2. Product Security and Vulnerability Management Maturity: The security of the product itself is the primary risk. The board needs assurance that security is "Secure by Design" and that the lifecycle is managed.
   Risk Metric: Software Bill of Materials (SBOM) Coverage/Completeness: Percentage of product components (including third-party libraries) with a clear, up-to-date SBOM.
   Board Insight: Shows if the company is meeting industry best practices (like those proposed by the EU's Cyber Resilience Act) and actively mitigating embedded risks in its products, which directly affects long-term customer trust and legal liability.

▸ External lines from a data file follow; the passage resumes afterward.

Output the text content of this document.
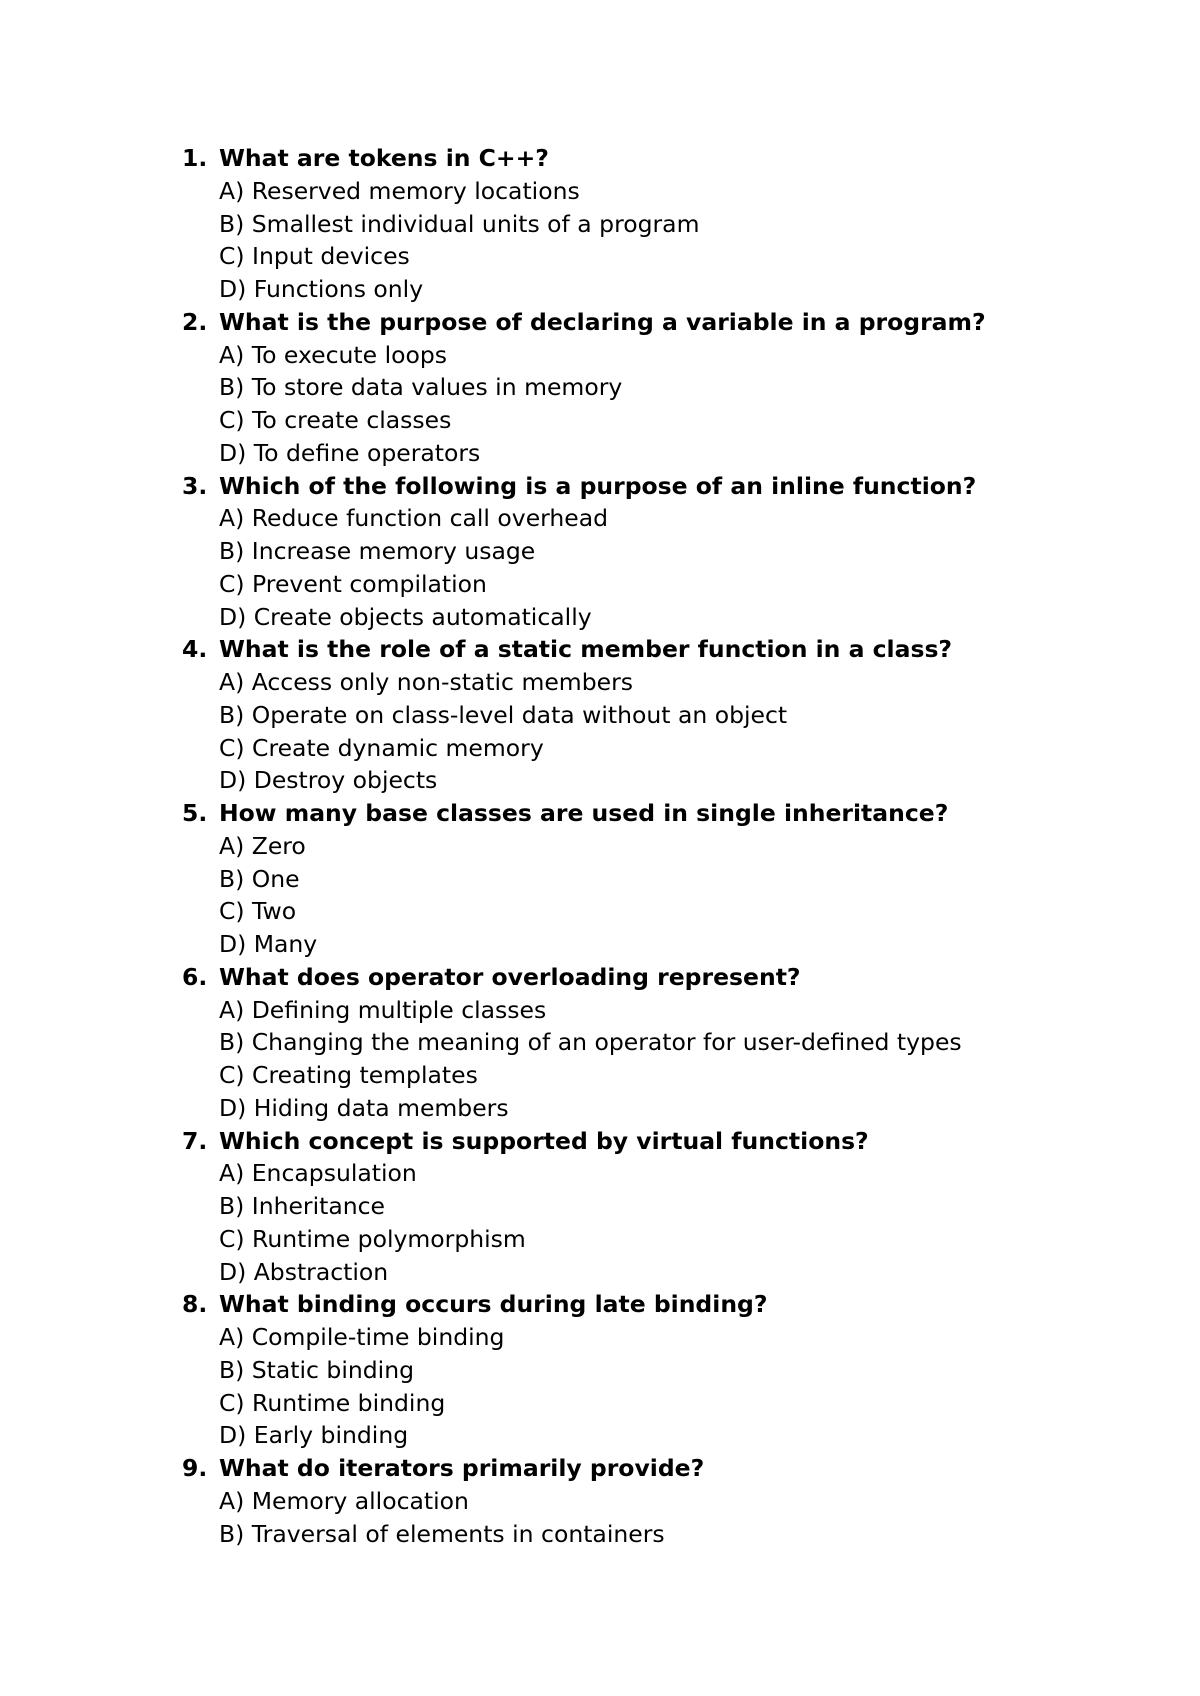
1. What are tokens in C++?
A) Reserved memory locations
B) Smallest individual units of a program
C) Input devices
D) Functions only
2. What is the purpose of declaring a variable in a program?
A) To execute loops
B) To store data values in memory
C) To create classes
D) To define operators
3. Which of the following is a purpose of an inline function?
A) Reduce function call overhead
B) Increase memory usage
C) Prevent compilation
D) Create objects automatically
4. What is the role of a static member function in a class?
A) Access only non-static members
B) Operate on class-level data without an object
C) Create dynamic memory
D) Destroy objects
5. How many base classes are used in single inheritance?
A) Zero
B) One
C) Two
D) Many
6. What does operator overloading represent?
A) Defining multiple classes
B) Changing the meaning of an operator for user-defined types
C) Creating templates
D) Hiding data members
7. Which concept is supported by virtual functions?
A) Encapsulation
B) Inheritance
C) Runtime polymorphism
D) Abstraction
8. What binding occurs during late binding?
A) Compile-time binding
B) Static binding
C) Runtime binding
D) Early binding
9. What do iterators primarily provide?
A) Memory allocation
B) Traversal of elements in containers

3. Regulatory Compliance and Third-Party Risk: IoT devices often involve complex global supply chains and handle vast amounts of sensitive data, making compliance a major financial and reputational risk.
   Risk Metric: Compliance Status Score: A simplified, high-level score (e.g., Red/Amber/Green or percentage compliant) against key regulations impacting the business (e.g., forthcoming sector-specific IoT regulations like the CRA or RED or voluntary programmes like US Cybersecurity Trust Mark). High-Risk Vendor/Supply Chain Exposures: Number and type of critical third-party vendors (e.g., cloud providers, component suppliers) that fall below the company's minimum cybersecurity standards.
   Board Insight: Confirms the company is proactively managing legal and financial liabilities associated with data privacy and global compliance, including the inherent risks introduced by its hardware/software supply chain.

The Time to Act is Now

The IoT development companies stand at the forefront of this evolving risk. The devices we create are the building blocks of critical systems, and a security flaw in one component can escalate globally. Brand reputation, customer trust, and long-term viability depend on well thought out cybersecurity governance.

As Board Directors and top management, our engagement is no longer optional; it is a must.